Schools are so desperate to keep up enrollment numbers today that many have capitulated and are giving students what they want instead of what the faculty thinks they need.


> Most undergrad CS students want a practical/engineering curriculum.

If all someone wants is the practical benefits of programming and has no interest in the underlying theory, they shouldn't waste their their time and money on a CS degree. All the practical information is available for free or at very low cost.


The same applies to CS, so you're missing something else -- skilled tutors and the campus experience.

At least in the U.S., many students are paying upwards of a $100k for a four-year degree. That better be one hell of a "campus experience" and some next-level "skilled tutors".

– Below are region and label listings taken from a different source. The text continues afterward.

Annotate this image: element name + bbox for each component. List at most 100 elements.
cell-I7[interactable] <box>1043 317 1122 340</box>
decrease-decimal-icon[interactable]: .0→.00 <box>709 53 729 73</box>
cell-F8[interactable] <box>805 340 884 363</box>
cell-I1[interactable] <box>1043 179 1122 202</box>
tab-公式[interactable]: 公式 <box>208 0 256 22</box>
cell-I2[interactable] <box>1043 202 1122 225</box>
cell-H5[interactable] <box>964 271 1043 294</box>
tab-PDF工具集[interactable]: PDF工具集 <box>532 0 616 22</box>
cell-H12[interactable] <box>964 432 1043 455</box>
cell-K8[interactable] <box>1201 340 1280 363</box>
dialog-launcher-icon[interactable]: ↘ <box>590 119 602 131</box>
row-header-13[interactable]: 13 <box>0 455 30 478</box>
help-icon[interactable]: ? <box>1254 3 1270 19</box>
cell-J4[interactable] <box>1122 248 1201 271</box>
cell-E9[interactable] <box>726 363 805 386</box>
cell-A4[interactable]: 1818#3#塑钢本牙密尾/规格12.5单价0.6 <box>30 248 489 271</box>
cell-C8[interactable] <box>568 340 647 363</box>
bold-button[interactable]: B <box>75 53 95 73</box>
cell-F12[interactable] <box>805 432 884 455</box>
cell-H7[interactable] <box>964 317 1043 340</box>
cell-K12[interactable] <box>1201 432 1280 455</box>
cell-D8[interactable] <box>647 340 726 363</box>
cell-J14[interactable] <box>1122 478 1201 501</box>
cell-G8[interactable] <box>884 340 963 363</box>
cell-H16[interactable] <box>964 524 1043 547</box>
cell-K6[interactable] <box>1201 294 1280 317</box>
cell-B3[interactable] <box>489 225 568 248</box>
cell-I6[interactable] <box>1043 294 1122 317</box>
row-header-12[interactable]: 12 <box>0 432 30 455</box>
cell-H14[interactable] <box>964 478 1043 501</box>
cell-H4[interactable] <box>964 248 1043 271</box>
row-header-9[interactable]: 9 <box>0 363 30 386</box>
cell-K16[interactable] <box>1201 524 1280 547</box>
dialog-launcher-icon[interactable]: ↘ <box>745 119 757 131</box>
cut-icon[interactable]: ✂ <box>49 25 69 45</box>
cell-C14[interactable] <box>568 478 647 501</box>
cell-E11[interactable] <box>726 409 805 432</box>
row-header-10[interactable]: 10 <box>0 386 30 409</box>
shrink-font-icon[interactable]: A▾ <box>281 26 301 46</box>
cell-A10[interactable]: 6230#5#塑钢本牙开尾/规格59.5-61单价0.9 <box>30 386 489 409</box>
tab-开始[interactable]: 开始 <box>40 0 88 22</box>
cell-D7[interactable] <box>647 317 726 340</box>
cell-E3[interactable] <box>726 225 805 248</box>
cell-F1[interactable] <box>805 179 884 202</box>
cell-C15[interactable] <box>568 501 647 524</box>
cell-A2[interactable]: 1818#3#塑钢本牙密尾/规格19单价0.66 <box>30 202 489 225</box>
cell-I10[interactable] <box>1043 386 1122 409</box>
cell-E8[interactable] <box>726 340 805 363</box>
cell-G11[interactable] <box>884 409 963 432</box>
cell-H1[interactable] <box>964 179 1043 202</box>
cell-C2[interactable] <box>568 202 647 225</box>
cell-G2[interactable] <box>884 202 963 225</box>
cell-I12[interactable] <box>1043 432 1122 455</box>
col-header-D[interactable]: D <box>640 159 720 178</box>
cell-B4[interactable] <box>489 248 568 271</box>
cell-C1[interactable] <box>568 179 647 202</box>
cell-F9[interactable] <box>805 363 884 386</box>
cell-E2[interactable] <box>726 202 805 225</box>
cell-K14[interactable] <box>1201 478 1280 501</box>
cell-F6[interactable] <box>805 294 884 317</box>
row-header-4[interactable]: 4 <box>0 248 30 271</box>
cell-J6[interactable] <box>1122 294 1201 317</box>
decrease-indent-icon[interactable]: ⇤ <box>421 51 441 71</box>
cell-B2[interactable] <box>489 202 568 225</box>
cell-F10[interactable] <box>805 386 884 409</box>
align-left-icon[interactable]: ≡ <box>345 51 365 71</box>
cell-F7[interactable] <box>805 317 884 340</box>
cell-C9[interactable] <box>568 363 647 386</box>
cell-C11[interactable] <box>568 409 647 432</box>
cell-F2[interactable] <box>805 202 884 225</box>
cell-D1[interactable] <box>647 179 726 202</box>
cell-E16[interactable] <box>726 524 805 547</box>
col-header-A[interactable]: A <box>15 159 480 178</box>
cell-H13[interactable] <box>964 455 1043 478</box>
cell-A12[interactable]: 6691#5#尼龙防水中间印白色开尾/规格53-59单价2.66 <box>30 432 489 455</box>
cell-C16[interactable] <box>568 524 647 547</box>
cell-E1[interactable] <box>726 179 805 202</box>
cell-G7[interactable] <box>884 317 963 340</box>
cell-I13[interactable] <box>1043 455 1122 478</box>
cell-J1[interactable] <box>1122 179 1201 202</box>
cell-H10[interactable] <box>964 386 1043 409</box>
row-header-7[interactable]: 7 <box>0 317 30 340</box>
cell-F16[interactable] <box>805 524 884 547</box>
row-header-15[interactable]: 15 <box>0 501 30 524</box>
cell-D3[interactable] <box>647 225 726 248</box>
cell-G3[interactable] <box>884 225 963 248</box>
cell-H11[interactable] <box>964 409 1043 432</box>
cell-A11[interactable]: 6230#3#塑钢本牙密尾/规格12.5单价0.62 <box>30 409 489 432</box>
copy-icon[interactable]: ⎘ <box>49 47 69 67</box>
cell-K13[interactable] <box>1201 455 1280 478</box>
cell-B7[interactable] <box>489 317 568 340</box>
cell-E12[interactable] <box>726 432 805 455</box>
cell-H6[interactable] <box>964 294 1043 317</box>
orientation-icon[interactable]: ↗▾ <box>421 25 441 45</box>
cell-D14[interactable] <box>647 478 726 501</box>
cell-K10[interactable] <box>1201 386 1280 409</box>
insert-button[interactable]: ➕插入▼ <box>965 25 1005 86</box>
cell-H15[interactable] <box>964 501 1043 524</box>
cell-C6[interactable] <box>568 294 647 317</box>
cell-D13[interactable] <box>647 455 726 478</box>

Call me a hopeless optimist, but I think there's a better way out there.


How about an AI-tutor? Actual professors don't have time to adapt their teaching to every indfividual studen's knowledge background. But AI might.

Universities should start their own AI-tutor development programs, in co-operation with others because, only way AI-tutors can become better is by practice practive practice.

So I'n not sure if this is a new viewpoint or not, but it is not only students that need training, it is also teachers who need to be trained more in teaching. AI is all about "training", understanding is about training. Training is the new paradigm for me.


But, a lot of employers demand a degree.

Maybe so, but we shouldn't be doubling down on expensive and time consuming degrees in the name of ill-conceived credentialism. That hurts everyone except the universities profiting off of it.

How does that mean anything to the people who need to be employed to continue living? We're not the ones with the ability to change this.

There is a big difference between being practically minded and the allergy to learning anything which doesn’t translate to resume keywords. SICP will teach you more about JavaScript, python, etc than most anything.

> Most undergrad CS students want a practical/engineering curriculum.

Somewhat understandable considering that student loans put you into indentured servitude unless you have rich parents. Although I still think they're shortsighted. A good CS graduate should understand that programming languages are just syntactic sugar over the underlying concepts and have little trouble translating/picking up the basics of new languages.


> They are not really there for theory

Is that why they are so bad at adapting to foreign languages and frameworks? Maybe they should go back to the basics.


You are comparing mathematicians to programmers.

A more fair comparison is engineering or applied math major, not pure math at MIT.


I dont think so. SICP isn’t abstract algebra, it’s just unlikely to be the exact syntax you will use at your job.

Engineers rarely do laplace transforms by hand either.

The book is written for 1st year stem undergrads at MIT. So maybe 2nd or 3rd year at state school.